Meldung vom 19.10.2016:

Die skandalösen Zustände in einem Merklinger Schweinemastbetrieb kommen heute ins Fernsehen. Stern TV berichtet am Abend (ab 22.15 Uhr, RTL) darüber. Ein entsprechender Beitrag wurde auf Facebook abgekündigt. Das Veterinäramt hatte schlimme Zustände in dem Betrieb vorgefunden. Von den über 1.200 Tieren waren rund 15 Prozent krank oder verletzt – vor allem waren Ohren und Schwänze angebissen. Rund 60 Schweine mussten aus Tierschutzgründen sofort getötet werden. Nach einem Hinweis hatte das Veterinäramt den verdreckten Stall genauer überprüft.
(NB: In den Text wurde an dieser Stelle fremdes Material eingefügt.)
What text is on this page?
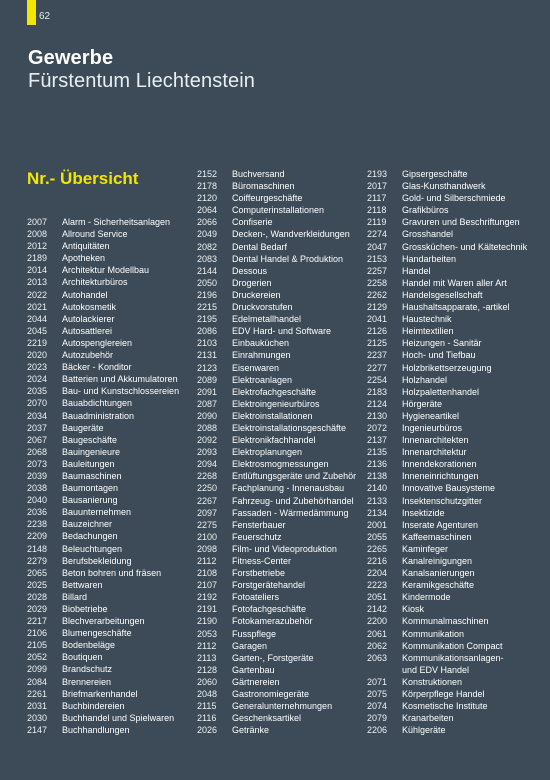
62
Gewerbe
Fürstentum Liechtenstein
Nr.- Übersicht
2007 Alarm - Sicherheitsanlagen
2008 Allround Service
2012 Antiquitäten
2189 Apotheken
2014 Architektur Modellbau
2013 Architekturbüros
2022 Autohandel
2021 Autokosmetik
2044 Autolackierer
2045 Autosattlerei
2219 Autospenglereien
2020 Autozubehör
2023 Bäcker - Konditor
2024 Batterien und Akkumulatoren
2035 Bau- und Kunstschlossereien
2070 Bauabdichtungen
2034 Bauadministration
2037 Baugeräte
2067 Baugeschäfte
2068 Bauingenieure
2073 Bauleitungen
2039 Baumaschinen
2038 Baumontagen
2040 Bausanierung
2036 Bauunternehmen
2238 Bauzeichner
2209 Bedachungen
2148 Beleuchtungen
2279 Berufsbekleidung
2065 Beton bohren und fräsen
2025 Bettwaren
2028 Billard
2029 Biobetriebe
2217 Blechverarbeitungen
2106 Blumengeschäfte
2105 Bodenbeläge
2052 Boutiquen
2099 Brandschutz
2084 Brennereien
2261 Briefmarkenhandel
2031 Buchbindereien
2030 Buchhandel und Spielwaren
2147 Buchhandlungen
2152 Buchversand
2178 Büromaschinen
2120 Coiffeurgeschäfte
2064 Computerinstallationen
2066 Confiserie
2049 Decken-, Wandverkleidungen
2082 Dental Bedarf
2083 Dental Handel & Produktion
2144 Dessous
2050 Drogerien
2196 Druckereien
2215 Druckvorstufen
2195 Edelmetallhandel
2086 EDV Hard- und Software
2103 Einbauküchen
2131 Einrahmungen
2123 Eisenwaren
2089 Elektroanlagen
2091 Elektrofachgeschäfte
2087 Elektroingenieurbüros
2090 Elektroinstallationen
2088 Elektroinstallationsgeschäfte
2092 Elektronikfachhandel
2093 Elektroplanungen
2094 Elektrosmogmessungen
2268 Entlüftungsgeräte und Zubehör
2250 Fachplanung - Innenausbau
2267 Fahrzeug- und Zubehörhandel
2097 Fassaden - Wärmedämmung
2275 Fensterbauer
2100 Feuerschutz
2098 Film- und Videoproduktion
2112 Fitness-Center
2108 Forstbetriebe
2107 Forstgerätehandel
2192 Fotoateliers
2191 Fotofachgeschäfte
2190 Fotokamerazubehör
2053 Fusspflege
2112 Garagen
2113 Garten-, Forstgeräte
2128 Gartenbau
2060 Gärtnereien
2048 Gastronomiegeräte
2115 Generalunternehmungen
2116 Geschenksartikel
2026 Getränke
2193 Gipsergeschäfte
2017 Glas-Kunsthandwerk
2117 Gold- und Silberschmiede
2118 Grafikbüros
2119 Gravuren und Beschriftungen
2274 Grosshandel
2047 Grossküchen- und Kältetechnik
2153 Handarbeiten
2257 Handel
2258 Handel mit Waren aller Art
2262 Handelsgesellschaft
2129 Haushaltsapparate, -artikel
2041 Haustechnik
2126 Heimtextilien
2125 Heizungen - Sanitär
2237 Hoch- und Tiefbau
2277 Holzbrikettserzeugung
2254 Holzhandel
2183 Holzpalettenhandel
2124 Hörgeräte
2130 Hygieneartikel
2072 Ingenieurbüros
2137 Innenarchitekten
2135 Innenarchitektur
2136 Innendekorationen
2138 Inneneinrichtungen
2140 Innovative Bausysteme
2133 Insektenschutzgitter
2134 Insektizide
2001 Inserate Agenturen
2055 Kaffeemaschinen
2265 Kaminfeger
2216 Kanalreinigungen
2204 Kanalsanierungen
2223 Keramikgeschäfte
2051 Kindermode
2142 Kiosk
2200 Kommunalmaschinen
2061 Kommunikation
2062 Kommunikation Compact
2063 Kommunikationsanlagen-
und EDV Handel
2071 Konstruktionen
2075 Körperpflege Handel
2074 Kosmetische Institute
2079 Kranarbeiten
2206 Kühlgeräte
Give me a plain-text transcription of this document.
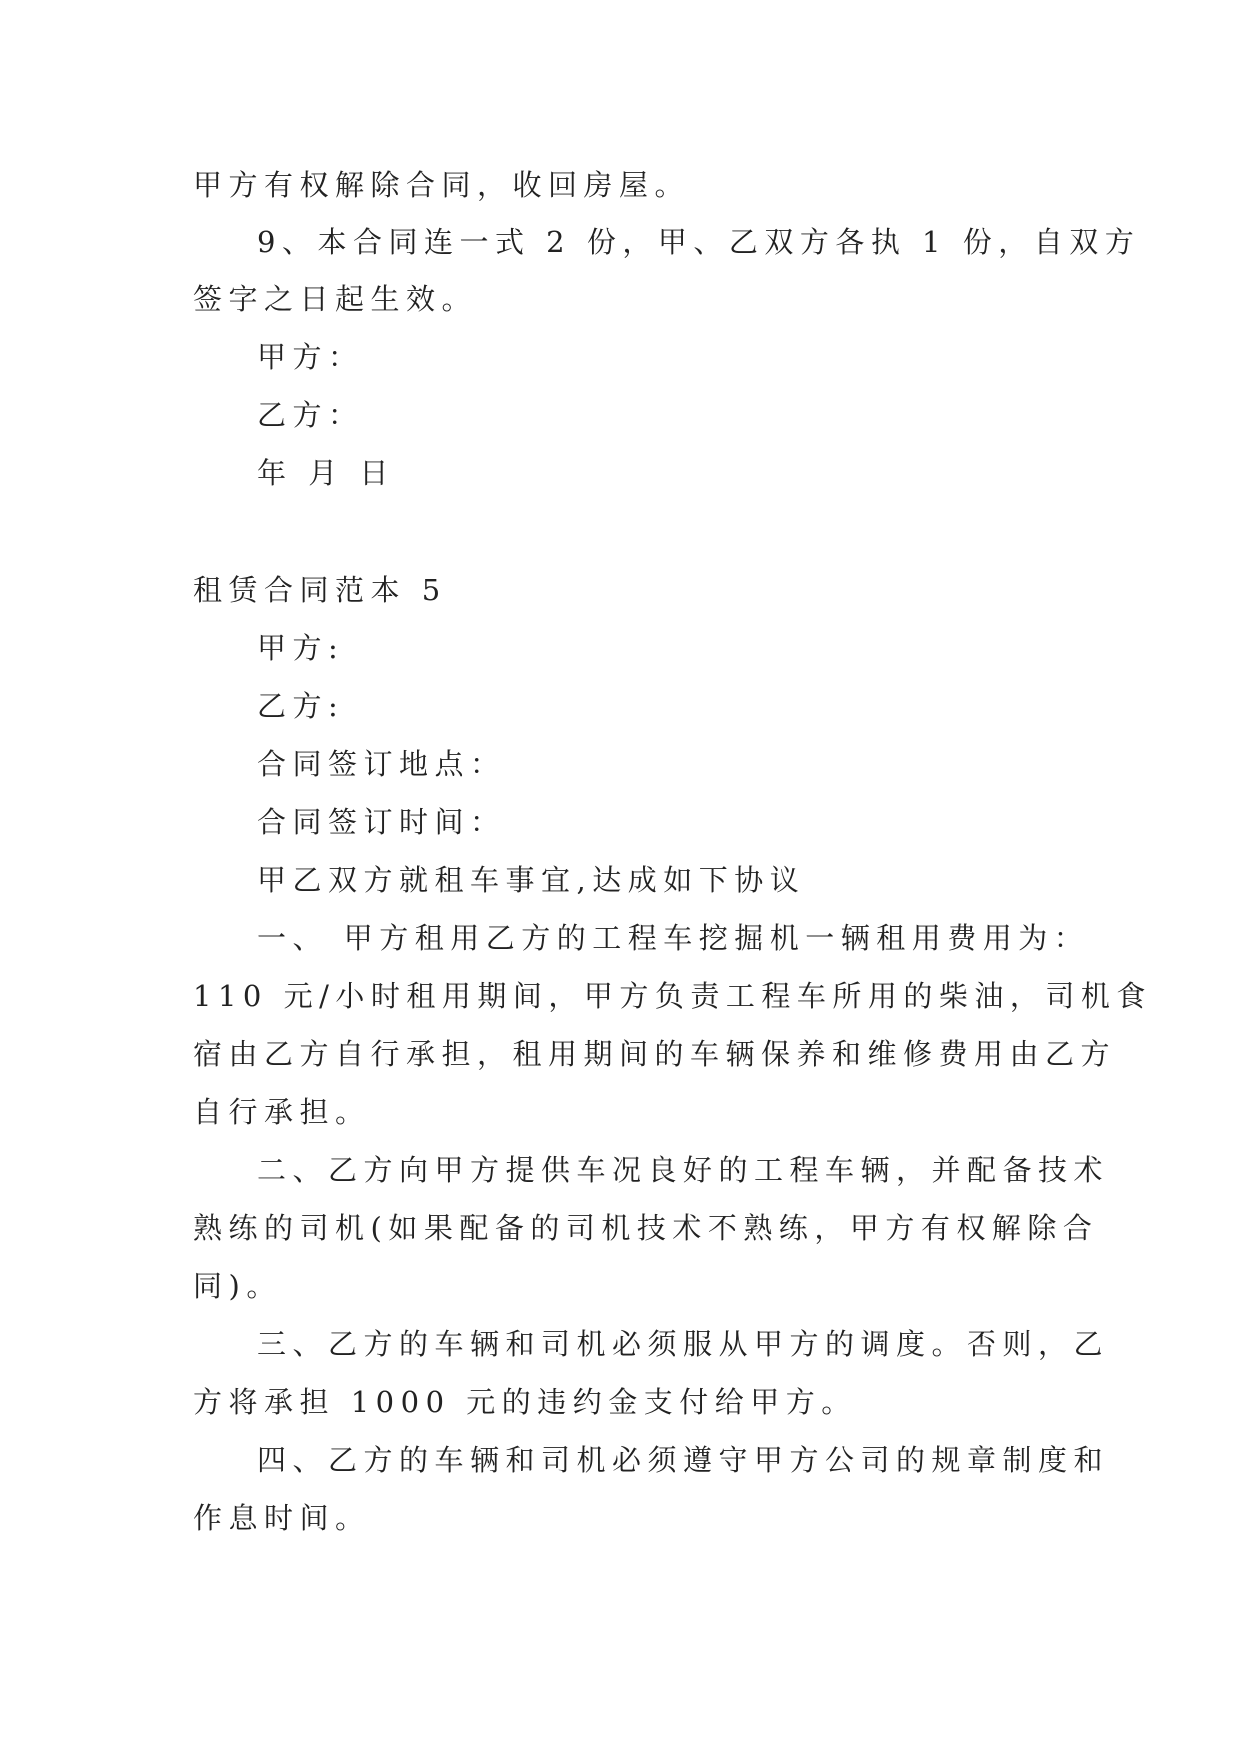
甲方有权解除合同，收回房屋。
9、本合同连一式 2 份，甲、乙双方各执 1 份，自双方
签字之日起生效。
甲方：
乙方：
年 月 日
租赁合同范本 5
甲方:
乙方:
合同签订地点：
合同签订时间：
甲乙双方就租车事宜,达成如下协议
一、 甲方租用乙方的工程车挖掘机一辆租用费用为：
110 元/小时租用期间，甲方负责工程车所用的柴油，司机食
宿由乙方自行承担，租用期间的车辆保养和维修费用由乙方
自行承担。
二、乙方向甲方提供车况良好的工程车辆，并配备技术
熟练的司机(如果配备的司机技术不熟练，甲方有权解除合
同)。
三、乙方的车辆和司机必须服从甲方的调度。否则，乙
方将承担 1000 元的违约金支付给甲方。
四、乙方的车辆和司机必须遵守甲方公司的规章制度和
作息时间。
Der Betrieb darf zwar weiterlaufen, wird nun auch häufiger kontrolliert – und zwar unangekündigt.

Meldung vom 13.10.2016:

Verdreckte Abluftschächte und abgebissene Schwänze. Nach den skandalösen Zuständen in einem Schweinemastbetreib im Alb-Donau-Kreis wollen die zuständigen Behörden künftig häufiger und vor allem unangemeldet kontrollieren. Das kündigte der neue Landrat Heiner Scheffold an. Der Betrieb in dem betroffenen Stall läuft unter behördlicher Leitung weiter. Fast 60 verletzte Tiere mussten sofort getötet werden.

Meldung vom 12.10.2016:

Schlimme Zustände hat das Veterinäramt in einem Schweinemastbetrieb im nördlichen Alb-Donau-Kreis vorgefunden. Von den über 1.200 Tieren waren rund 15 Prozent krank oder verletzt – vor allem waren Ohren und Schwänze angebissen. Rund 60 Schweine mussten aus Gründen des Tierschutzes sofort getötet werden. Nach einem Hinweis hatte das Veterinäramt den völlig verschmutzten Stall genauer überprüft. Wie es mit dem Betrieb weitergeht, ist noch unklar. Die Staatsanwaltschaft hat Ermittlungen aufgenommen. Landrat Heiner Scheffold kündigte nun verstärkte, unangemeldete Kontrollen bei allen Viehzuchtbetrieben an.